The usual top trending item is Andy Borowitz trying to figure out what satire is (he still hasn't.)  And between the Reddit critiques of Thomas the Tank Engine's crimes against social justice and the insane rants about Trump, the New Yorker is trying to outdo the remnants of the New Republic in a race to the bottom.

Helping out is Masha Gessen with the claim that Kelly's rejoinder to Congresswoman Wilson's tantrum was some sort of precedent for a military coup.

Consider this nightmare scenario: a military coup. You don’t have to strain your imagination—all you have to do is watch Thursday’s White House press briefing, in which the chief of staff, John Kelly, defended President Trump’s phone call to a military widow, Myeshia Johnson. The press briefing could serve as a preview of what a military coup in this country would look like

"Well that escalated quickly" is basically every media article about Trump.

Still this one escalated really quickly.

Argument 1. Those who criticize the President don’t know what they’re talking about because they haven’t served in the military. 

They don't know what they're talking about in this particular area because it involves military service. Much as I wouldn't begrudge New Yorker writers and editors their expertise on the subject of taking so much cocaine they imagine themselves in another galaxy.

If serving in the military doesn't give you the authority to speak about serving in the military... what does? (Besides working on shoveling out progbait at the New Yorker.)

Fallen soldiers, Kelly said, join “the best one per cent this country produces.” Here, the chief of staff again reminded his audience of its ignorance: “Most of you, as Americans, don’t know them. Many of you don’t know anyone who knows any of them. But they are the very best this country produces.”

The one-per-cent figure is puzzling. The number of people currently serving in the military, both on active duty and in the reserves, is not even one per cent of all Americans. 

This is not a joke. This is the New Yorker. If you buy it or subscribe to it, the joke's on you.

The number of Americans killed in all the wars this nation has ever fought is indeed equal to roughly one per cent of all Americans alive today. This makes for questionable math and disturbing logic. It is in totalitarian societies, which demand complete mobilization, that dying for one’s country becomes the ultimate badge of honor. 

It's in all societies. Except Berkeley.

Now he seemed to be saying that, since he was sent in to control the President and the President had, this time, more or less carried out his instructions, the President should not be criticized.

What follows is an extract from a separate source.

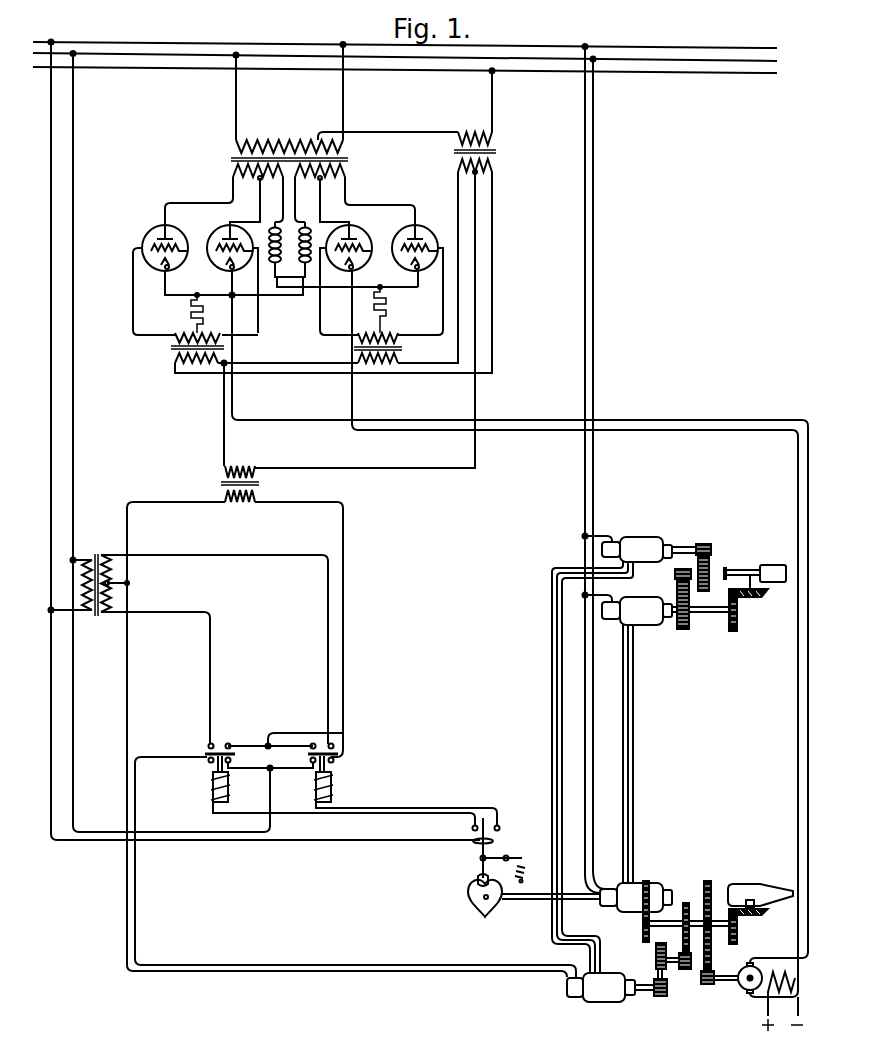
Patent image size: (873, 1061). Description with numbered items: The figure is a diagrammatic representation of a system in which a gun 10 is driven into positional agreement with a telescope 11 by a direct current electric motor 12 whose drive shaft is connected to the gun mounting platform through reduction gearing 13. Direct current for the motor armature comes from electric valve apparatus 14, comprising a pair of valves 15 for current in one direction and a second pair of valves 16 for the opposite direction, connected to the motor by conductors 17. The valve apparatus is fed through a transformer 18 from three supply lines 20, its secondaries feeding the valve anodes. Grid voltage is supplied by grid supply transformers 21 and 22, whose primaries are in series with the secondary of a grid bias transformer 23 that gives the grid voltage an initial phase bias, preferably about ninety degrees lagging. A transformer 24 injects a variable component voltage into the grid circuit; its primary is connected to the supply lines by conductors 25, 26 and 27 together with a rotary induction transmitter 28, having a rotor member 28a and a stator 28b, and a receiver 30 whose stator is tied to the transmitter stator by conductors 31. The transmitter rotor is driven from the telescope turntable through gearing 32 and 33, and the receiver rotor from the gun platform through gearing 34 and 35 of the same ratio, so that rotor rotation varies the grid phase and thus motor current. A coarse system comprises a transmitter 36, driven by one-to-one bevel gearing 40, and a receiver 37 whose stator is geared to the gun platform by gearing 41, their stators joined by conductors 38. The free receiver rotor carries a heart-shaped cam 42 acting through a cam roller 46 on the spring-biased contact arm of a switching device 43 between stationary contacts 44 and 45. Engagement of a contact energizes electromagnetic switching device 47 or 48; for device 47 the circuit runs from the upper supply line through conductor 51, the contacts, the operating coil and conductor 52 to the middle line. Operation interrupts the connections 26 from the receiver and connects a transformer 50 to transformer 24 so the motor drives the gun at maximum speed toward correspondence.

The President should not be criticised for disrespecting the military and the sacrifice of a soldier because he was following the advice of a general who had lost a son.

Is Gessen really unable to understand the fundamental flaw in the logic of obsessively generalizing from relevant specific cases, discarding the context and shouting, military coup? 

And if so, neither do her editors or readers. This is what the left looks like now.